The presentation of commemorative coins, a major symbolic component of a military exploit, also capped the daytime event.

Friday, Secret Squirrel crew members were escorted out to the Barksdale flight line for the unveiling of new nose art on B-52H 61-002, replicating the 25th Anniversary Secret Squirrel patch. The airplane is with the 96th Bomb Squadron, which carries the heritage of the 596th Bomb Squadron, which was retired shortly after Desert Storm.

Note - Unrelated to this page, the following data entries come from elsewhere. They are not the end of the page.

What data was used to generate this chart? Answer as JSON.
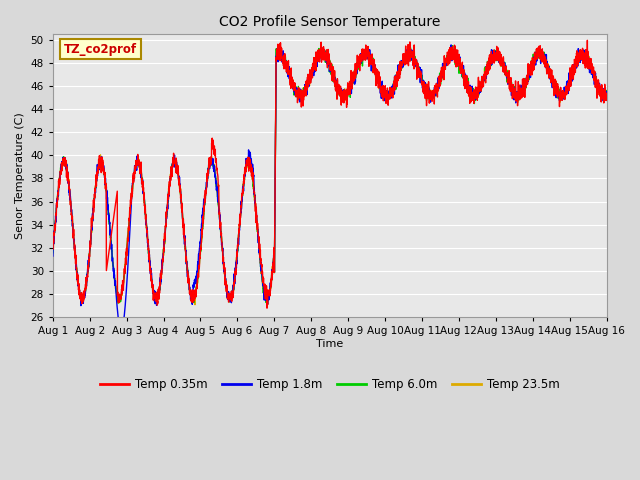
{
  "title": "CO2 Profile Sensor Temperature",
  "ylabel": "Senor Temperature (C)",
  "xlabel": "Time",
  "ylim": [
    26,
    50.5
  ],
  "xlim": [
    0,
    15
  ],
  "plot_bg_color": "#e8e8e8",
  "annotation_text": "TZ_co2prof",
  "annotation_bg": "#ffffcc",
  "annotation_border": "#aa8800",
  "legend": [
    "Temp 0.35m",
    "Temp 1.8m",
    "Temp 6.0m",
    "Temp 23.5m"
  ],
  "legend_colors": [
    "#ff0000",
    "#0000ee",
    "#00cc00",
    "#ddaa00"
  ],
  "x_tick_labels": [
    "Aug 1",
    "Aug 2",
    "Aug 3",
    "Aug 4",
    "Aug 5",
    "Aug 6",
    "Aug 7",
    "Aug 8",
    "Aug 9",
    "Aug 10",
    "Aug 11",
    "Aug 12",
    "Aug 13",
    "Aug 14",
    "Aug 15",
    "Aug 16"
  ],
  "x_tick_positions": [
    0,
    1,
    2,
    3,
    4,
    5,
    6,
    7,
    8,
    9,
    10,
    11,
    12,
    13,
    14,
    15
  ],
  "y_tick_labels": [
    26,
    28,
    30,
    32,
    34,
    36,
    38,
    40,
    42,
    44,
    46,
    48,
    50
  ],
  "figsize": [
    6.4,
    4.8
  ],
  "dpi": 100
}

They also visited the Global Power Museum on base, where a display honored the mission. There, they drank a toast from special glasses etched with crew names, following a tradition established by the 1942 Doolittle Raiders. In a raid that set a standard for audacity, 16 B-25 bombers attacked Tokyo, Japan, in a morale-boosting long-range mission launched from the deck of an aircraft carrier. The ceremonial glasses and toast fulfilled a long-held vision of the late H.D. “Buck” Rigg, founding director and originator of the Eighth Air Force Museum at Barksdale, now the Barksdale Global Power Museum. The glasses were provided by the museum’s supporting association and Ward. Plans to establish a memorial bench at the museum honoring Rigg also were announced.

“The bottle will be saved until the Squirrel members have their last toast, a long time in the future,” said Russ Mathers, copilot of the B-52 El Lobo II, one of the two mission B-52s that survived the last 25 years. “The crews raised a glass honoring the four crew members who have ‘gone west’ and have passed away since their mission.”